Now, a group of scientists have drafted an open letter requesting Elsevier reverse its retraction of the Séralini paper, and to issue a public apology to the authors. “Until this is done, we will boycott Elsevier, decline to purchase Elsevier products, submit papers for publication, review papers or do editorial work for Elsevier,” the letter states. The letter may be signed by scientists and non-scientists alike. In the time it took me to write this article, the letter received another 15 signatures by scientists. Please take a moment to sign the letter, and forward it as widely as possible.
Vote with Your
Pocketbook, Every Day
The food companies on the left of this graphic spent tens of millions of dollars in the last two labeling campaigns—in California and Washington State - to prevent you from knowing what’s in your food.
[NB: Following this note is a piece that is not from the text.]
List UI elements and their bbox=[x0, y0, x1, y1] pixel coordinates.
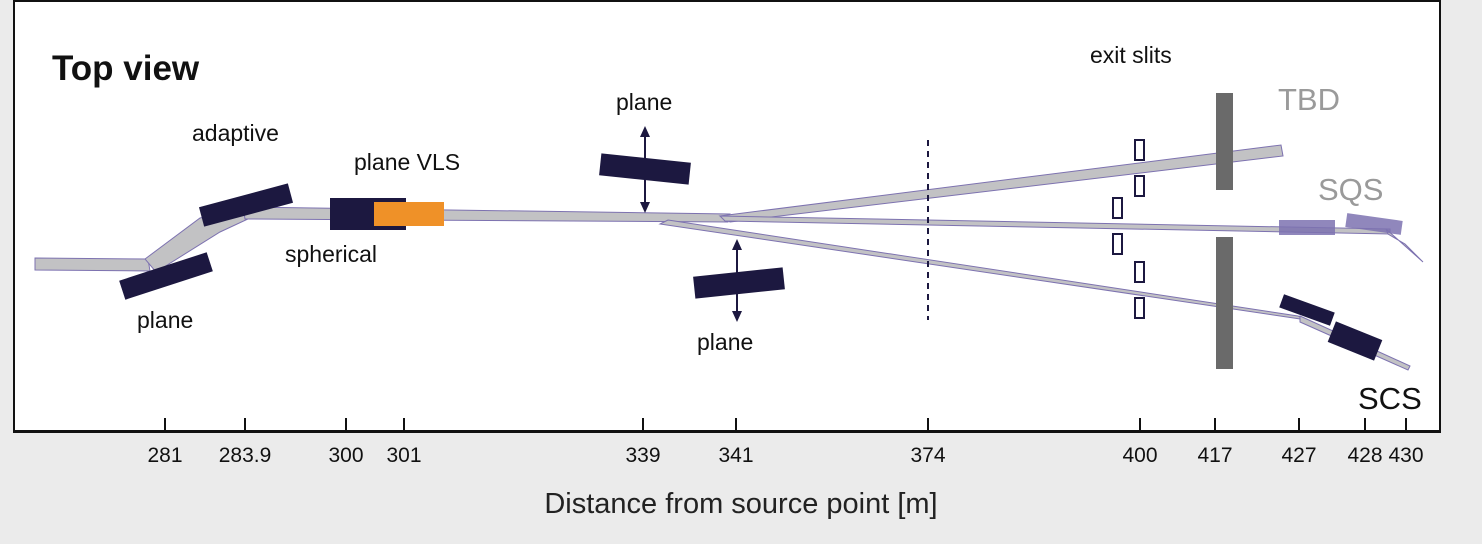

You can even the score by switching to the brands on the right; all of whom stood behind the I-522 Right to Know campaign. Voting with your pocketbook, at every meal, matters. It makes a huge difference.
Click for big version.
I encourage you to continue educating yourself about genetically engineered foods, and to share what you’ve learned with family and friends. Remember, unless a food is certified organic, you can assume it contains GMO ingredients if it contains sugar from sugar beets, soy, or corn, or any of their derivatives.
If you buy processed food, opt for products bearing the USDA 100% Organic label, as certified organics do not permit GMO’s. You can also print out and use the Non-GMO Shopping Guide, created by the Institute for Responsible Technology. Share it with your friends and family, and post it to your social networks. Alternatively, download their free iPhone application, available in the iTunes store. You can find it by searching for ShopNoGMO in the applications. For more in-depth information, I highly recommend reading the following two books, authored by Jeffrey Smith, the executive director of the Institute for Responsible Technology:
• Seeds of Deception: Exposing Industry and
Government Lies about the Safety of the Genetically
Engineered Foods You're Eating
• Genetic Roulette: The Documented Health Risks of Genetically Engineered Foods.
Please, do your homework. Together, we have the power to stop the biotech industry from destroying our food supply, the future of our children, and the earth as a whole. All we need is about five percent of American shoppers to simply stop buying genetically engineered foods, and the food industry would have to reconsider their source of ingredients—regardless of whether the products bear an actual GMO label or not.